Ebenso ist Stephen Daldry (Billy Elliot) der perfekte Regisseur für so einen Herzzerreißer. Ja, er ist schwul, aber er ist auch verheiratet und hat eine Tochter, und es macht ihm alles nichts aus, darüber zu sprechen. Ebenso wie Marco Kreuzpaintner oder Roland Emmerich wird er dadurch nicht zu einem besseren Regisseur, aber er wirkt glaubhafter und das macht es leichter, seine Interpretation des Vorlesers zu akzeptieren.

Filmkunst

Warum der Film in englischer Sprache, aber mit so vielen deutschen Schauspielern gedreht wurde, ist anfangs verwirrend. Die Amerikanerin Kate Winslet kann man ja noch verstehen als Publicity und Publikumsmagnet. Aber der deutsche Akzent passt perfekt, wird doch in Deutschland gedreht, ist doch das Buch gerade wegen seiner deutschen Herkunft so bekannt, und wird so auch eine Distanz geschaffen, die beispielsweise Operation Walküre durch die amerikanisch-geprägte Crew abgeht.
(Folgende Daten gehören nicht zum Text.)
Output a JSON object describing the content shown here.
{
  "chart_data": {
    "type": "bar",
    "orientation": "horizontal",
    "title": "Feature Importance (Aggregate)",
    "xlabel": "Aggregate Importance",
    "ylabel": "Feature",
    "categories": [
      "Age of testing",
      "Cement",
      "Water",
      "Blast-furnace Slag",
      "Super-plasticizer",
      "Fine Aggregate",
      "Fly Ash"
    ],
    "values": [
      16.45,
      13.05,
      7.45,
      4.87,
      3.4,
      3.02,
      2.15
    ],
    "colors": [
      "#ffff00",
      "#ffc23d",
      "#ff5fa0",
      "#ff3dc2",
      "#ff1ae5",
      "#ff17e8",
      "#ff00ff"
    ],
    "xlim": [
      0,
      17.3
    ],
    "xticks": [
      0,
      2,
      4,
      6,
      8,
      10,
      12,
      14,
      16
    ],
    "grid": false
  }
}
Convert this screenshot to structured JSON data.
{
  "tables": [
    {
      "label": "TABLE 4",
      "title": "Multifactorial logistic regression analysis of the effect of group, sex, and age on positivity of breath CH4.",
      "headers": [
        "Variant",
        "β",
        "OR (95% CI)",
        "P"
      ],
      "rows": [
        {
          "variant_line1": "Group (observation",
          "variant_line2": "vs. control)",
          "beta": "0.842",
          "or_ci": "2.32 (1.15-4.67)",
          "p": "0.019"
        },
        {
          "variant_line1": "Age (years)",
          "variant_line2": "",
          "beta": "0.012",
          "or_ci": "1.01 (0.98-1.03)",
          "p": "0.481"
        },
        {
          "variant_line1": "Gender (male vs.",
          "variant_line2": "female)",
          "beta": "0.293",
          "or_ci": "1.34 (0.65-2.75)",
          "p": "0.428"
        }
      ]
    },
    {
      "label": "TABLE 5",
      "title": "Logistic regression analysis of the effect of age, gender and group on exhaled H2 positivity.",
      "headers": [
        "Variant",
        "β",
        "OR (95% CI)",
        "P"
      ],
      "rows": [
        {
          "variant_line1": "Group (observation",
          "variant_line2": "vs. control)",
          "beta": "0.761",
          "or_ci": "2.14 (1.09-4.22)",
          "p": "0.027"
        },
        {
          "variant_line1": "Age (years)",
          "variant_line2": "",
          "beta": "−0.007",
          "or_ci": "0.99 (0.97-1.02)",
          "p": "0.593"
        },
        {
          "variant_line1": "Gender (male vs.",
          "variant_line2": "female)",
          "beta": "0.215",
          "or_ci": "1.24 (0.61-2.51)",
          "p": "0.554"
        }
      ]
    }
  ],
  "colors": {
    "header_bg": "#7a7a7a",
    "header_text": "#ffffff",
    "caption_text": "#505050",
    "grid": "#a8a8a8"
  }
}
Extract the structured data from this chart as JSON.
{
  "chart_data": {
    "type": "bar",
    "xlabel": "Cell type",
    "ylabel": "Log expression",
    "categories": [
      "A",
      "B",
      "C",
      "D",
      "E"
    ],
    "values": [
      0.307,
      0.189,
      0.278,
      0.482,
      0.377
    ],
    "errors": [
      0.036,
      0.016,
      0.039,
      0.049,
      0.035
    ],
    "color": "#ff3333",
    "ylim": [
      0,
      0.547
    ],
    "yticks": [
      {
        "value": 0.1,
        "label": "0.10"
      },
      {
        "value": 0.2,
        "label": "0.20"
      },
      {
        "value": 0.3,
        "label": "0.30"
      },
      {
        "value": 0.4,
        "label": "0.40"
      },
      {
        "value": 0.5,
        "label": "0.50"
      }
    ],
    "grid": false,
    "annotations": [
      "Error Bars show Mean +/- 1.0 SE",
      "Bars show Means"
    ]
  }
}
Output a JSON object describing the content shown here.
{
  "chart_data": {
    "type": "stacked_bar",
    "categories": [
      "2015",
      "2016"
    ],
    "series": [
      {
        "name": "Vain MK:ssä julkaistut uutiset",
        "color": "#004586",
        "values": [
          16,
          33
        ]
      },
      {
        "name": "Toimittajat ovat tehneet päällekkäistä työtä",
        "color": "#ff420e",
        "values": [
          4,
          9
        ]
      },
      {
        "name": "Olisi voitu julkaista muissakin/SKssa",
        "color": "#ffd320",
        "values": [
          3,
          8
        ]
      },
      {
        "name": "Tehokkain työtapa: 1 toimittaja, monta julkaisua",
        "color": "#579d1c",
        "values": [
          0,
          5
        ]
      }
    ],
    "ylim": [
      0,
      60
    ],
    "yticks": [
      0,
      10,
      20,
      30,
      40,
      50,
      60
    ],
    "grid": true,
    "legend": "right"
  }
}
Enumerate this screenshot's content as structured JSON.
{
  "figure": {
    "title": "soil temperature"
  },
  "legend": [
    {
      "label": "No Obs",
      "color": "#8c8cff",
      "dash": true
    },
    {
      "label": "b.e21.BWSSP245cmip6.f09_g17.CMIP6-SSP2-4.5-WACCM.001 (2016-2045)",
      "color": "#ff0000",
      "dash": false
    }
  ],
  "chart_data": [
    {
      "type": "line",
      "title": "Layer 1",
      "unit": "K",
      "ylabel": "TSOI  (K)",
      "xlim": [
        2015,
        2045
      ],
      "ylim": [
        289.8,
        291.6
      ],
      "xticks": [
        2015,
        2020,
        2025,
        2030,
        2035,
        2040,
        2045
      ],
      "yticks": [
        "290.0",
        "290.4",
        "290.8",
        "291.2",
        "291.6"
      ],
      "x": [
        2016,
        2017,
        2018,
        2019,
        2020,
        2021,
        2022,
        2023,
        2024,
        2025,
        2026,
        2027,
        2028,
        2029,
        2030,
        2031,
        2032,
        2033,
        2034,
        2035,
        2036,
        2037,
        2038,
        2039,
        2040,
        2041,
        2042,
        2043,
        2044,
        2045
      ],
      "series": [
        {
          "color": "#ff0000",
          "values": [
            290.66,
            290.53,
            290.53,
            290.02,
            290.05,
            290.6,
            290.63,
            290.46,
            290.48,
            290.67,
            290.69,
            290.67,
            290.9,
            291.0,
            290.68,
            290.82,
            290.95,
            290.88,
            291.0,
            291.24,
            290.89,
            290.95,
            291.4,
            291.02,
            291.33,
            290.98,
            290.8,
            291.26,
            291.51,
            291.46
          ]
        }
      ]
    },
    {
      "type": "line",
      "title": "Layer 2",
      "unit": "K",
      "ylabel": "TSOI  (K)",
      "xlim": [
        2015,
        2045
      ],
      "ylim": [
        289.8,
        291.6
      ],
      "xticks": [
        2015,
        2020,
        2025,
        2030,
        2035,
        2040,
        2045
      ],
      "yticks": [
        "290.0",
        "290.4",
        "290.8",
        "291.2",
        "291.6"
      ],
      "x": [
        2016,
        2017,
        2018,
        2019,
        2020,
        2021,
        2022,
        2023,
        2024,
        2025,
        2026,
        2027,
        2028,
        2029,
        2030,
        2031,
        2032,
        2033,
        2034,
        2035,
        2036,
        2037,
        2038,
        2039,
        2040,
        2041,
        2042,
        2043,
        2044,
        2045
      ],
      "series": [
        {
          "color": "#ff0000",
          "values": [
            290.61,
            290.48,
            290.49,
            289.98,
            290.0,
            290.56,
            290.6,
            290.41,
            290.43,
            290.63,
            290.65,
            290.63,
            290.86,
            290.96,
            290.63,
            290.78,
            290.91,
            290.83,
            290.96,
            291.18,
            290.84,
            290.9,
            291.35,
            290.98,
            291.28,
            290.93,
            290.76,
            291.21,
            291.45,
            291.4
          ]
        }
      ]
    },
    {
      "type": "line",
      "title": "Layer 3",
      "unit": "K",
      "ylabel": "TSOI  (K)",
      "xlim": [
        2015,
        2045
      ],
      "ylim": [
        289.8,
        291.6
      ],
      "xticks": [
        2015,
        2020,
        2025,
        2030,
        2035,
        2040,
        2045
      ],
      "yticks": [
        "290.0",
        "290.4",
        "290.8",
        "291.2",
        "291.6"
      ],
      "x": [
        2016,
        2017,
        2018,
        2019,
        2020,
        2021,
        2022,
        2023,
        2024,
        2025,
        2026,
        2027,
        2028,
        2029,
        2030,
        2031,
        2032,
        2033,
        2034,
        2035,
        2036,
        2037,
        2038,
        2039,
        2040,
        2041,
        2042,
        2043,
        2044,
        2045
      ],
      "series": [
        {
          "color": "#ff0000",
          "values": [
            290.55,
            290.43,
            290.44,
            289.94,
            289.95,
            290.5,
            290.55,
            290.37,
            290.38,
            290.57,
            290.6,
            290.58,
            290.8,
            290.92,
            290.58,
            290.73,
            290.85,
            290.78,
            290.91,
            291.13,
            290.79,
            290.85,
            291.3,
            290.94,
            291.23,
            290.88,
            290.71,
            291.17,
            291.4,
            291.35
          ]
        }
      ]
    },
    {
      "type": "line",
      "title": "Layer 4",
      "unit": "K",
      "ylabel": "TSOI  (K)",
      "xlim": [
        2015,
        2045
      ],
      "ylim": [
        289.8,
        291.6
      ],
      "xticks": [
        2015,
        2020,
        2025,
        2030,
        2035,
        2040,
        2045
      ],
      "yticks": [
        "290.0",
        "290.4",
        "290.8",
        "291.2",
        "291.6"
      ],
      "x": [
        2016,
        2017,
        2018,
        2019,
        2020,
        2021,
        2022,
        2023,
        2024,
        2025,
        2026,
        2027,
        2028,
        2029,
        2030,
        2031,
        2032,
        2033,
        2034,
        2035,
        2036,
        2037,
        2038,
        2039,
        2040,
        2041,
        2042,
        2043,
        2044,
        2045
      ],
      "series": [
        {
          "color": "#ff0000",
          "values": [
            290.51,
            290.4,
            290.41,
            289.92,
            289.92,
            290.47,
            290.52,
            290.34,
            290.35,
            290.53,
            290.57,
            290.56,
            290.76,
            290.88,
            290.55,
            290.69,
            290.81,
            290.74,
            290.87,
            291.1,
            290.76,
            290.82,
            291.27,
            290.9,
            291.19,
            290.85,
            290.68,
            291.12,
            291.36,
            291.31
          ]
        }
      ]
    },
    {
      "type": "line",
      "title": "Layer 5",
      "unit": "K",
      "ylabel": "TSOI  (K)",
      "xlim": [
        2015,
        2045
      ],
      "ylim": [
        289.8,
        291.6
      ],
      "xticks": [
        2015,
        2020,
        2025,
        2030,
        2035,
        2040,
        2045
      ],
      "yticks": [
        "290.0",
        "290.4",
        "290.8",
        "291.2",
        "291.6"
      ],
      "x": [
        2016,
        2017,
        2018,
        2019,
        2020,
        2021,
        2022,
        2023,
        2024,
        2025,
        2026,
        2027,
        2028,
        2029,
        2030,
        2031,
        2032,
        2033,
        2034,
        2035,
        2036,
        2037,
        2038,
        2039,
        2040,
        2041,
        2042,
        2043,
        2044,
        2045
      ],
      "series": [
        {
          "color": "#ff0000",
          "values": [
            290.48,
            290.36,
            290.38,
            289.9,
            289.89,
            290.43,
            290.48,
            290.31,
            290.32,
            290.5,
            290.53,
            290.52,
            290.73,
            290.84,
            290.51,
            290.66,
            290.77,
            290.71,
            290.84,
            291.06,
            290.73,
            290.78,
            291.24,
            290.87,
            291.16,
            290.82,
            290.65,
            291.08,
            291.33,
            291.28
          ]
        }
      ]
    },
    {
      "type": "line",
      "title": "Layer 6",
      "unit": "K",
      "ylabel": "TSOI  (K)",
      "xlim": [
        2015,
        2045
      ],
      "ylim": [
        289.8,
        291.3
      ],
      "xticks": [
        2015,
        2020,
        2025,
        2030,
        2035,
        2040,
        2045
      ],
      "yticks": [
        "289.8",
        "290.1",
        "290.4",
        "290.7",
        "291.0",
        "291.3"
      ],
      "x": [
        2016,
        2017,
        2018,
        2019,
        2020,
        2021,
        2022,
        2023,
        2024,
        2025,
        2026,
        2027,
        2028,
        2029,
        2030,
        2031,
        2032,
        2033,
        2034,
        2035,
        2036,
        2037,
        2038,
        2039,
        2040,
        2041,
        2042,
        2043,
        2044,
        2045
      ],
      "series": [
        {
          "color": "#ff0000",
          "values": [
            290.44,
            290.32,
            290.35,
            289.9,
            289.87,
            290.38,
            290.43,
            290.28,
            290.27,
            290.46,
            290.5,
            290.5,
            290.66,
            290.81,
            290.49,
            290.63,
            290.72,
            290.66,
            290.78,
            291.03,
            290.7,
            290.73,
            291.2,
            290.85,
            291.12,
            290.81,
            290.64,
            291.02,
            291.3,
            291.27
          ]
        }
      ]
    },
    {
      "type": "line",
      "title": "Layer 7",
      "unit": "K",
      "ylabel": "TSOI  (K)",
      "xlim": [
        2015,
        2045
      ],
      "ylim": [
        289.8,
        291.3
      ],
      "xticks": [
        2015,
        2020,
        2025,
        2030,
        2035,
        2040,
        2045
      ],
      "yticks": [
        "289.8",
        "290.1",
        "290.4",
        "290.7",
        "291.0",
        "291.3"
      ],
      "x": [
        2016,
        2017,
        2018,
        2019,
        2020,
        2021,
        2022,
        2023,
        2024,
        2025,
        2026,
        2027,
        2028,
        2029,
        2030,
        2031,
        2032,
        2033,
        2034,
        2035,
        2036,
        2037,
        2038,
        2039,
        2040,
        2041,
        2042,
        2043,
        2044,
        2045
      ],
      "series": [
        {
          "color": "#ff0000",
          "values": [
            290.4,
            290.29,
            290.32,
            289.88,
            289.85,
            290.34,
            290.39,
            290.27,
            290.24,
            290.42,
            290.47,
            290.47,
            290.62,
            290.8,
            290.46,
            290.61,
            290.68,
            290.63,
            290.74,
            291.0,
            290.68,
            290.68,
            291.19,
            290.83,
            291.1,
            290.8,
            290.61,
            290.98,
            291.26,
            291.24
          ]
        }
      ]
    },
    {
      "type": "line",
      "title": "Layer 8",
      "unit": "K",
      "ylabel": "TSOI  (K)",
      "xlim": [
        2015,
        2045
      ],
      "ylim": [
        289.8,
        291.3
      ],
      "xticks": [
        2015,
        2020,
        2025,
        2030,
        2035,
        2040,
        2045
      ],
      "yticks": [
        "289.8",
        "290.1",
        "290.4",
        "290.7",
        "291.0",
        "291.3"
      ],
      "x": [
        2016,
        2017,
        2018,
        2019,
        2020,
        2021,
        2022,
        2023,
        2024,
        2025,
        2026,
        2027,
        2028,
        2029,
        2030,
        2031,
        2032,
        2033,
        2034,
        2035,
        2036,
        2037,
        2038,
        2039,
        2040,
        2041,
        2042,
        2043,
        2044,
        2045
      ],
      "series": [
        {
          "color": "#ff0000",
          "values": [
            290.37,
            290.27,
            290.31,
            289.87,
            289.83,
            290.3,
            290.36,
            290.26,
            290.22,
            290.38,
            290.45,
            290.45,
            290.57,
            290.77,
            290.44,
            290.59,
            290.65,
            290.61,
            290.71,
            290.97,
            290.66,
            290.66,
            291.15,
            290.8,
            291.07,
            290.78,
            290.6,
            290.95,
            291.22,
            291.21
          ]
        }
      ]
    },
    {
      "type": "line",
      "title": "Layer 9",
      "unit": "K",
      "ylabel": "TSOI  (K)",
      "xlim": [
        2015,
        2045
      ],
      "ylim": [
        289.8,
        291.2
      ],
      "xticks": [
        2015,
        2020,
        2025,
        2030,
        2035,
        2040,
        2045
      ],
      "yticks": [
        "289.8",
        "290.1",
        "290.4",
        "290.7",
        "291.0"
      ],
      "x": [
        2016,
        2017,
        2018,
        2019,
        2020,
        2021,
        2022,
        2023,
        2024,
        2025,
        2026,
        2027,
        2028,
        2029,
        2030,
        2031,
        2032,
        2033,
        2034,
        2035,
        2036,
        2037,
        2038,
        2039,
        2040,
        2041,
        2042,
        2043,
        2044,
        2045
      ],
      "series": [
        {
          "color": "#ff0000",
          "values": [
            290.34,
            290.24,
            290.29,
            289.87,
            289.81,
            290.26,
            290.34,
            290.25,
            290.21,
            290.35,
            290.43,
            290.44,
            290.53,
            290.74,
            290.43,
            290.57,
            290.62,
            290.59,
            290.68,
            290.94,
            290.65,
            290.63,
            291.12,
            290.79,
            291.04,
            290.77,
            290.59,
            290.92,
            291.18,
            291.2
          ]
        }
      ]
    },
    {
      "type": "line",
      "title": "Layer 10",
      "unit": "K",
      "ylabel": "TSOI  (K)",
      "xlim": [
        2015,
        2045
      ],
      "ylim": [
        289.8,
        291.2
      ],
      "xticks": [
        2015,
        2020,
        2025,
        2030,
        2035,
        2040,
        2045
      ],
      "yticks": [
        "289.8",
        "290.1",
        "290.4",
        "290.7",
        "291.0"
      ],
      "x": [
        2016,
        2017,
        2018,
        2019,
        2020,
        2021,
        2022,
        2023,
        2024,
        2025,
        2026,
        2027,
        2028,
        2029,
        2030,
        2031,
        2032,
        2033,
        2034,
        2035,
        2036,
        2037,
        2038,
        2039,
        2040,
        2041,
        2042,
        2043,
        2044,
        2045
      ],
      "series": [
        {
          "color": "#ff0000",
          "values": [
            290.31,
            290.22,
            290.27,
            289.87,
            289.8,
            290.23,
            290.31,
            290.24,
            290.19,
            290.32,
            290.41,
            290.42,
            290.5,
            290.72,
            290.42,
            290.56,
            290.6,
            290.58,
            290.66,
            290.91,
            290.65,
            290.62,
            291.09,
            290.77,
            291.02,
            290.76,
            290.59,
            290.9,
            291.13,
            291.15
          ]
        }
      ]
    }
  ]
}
Wirtschaftlich erlangte der Film - insbesondere in den Staaten - nicht den gleichen Erfolg wie das Buch. Nicht zuletzt aufgrund der vernichtenden Kritik der jüdischen Nachkriegsgeneration. Ein "Hineindenken" in das Verhalten eines KZ-Aufsehers gehe ja nun mal gar nicht. Der Vergleich zu einem Henker oder einem Soldaten, deren Jobbeschreibung kaum moralischer ausfällt, wurde abgelehnt. Die ausgeprägte Nacktheit dürfte auch eine Rolle spielen, obwohl das Buch noch erotischer war.

Die Szenen, die in der Gegenwart spielen, gefallen mir gar nicht. Ein Typ, der irgendwo rumhockt, und vor sich hin siniert - aber ohne Bezug zu den Rückblenden. Ein Mann, der sich mit seiner Tochter unterhält - aber eben nicht über die Vergangenheit. Ein Erzähler, der es 20 Jahre lang nicht schafft, seine große Liebe zu kontaktieren (anders als in der ähnlich gelagerten Geschichte "The Lady with the Dog", die mehrmals zitiert wird), das wird im Buch wenigstens begründet. In dieser Zeitebene passiert nichts, und so hätte man sie auch weglassen können.

Schließlich, das Umdenken von Hanna, nachdem sie sich selbst das Lesen beigebracht hat, ihr zunehmendes Schuldbewusstsein, der Grund für ihre auch äußerliche Veränderung, das alles kommt im Film nicht heraus. Ihr Selbstmord, der die meisten Fragen aufwirft, ist nur eine Randnotiz.

Dafür entlohnt am Ende das Treffen mit der jüdischen Überlebenden durch ein konsequent aufrichtiges Gespräch, durch ein übergreifendes Verständnis, durch einen runden Abschluss.

Aber das sind Details. Nur im Vergleich zum Buch fällt er ab, als Film gibt es keinen Grund, ihm nicht 9 Punkte zu geben. Es ist ein Ansatz, die Menschen damals und einen Teil unserer Geschichte emotional zu begreifen, nicht zu verteidigen. Gefühlskino für neugierige und sensible Naturen.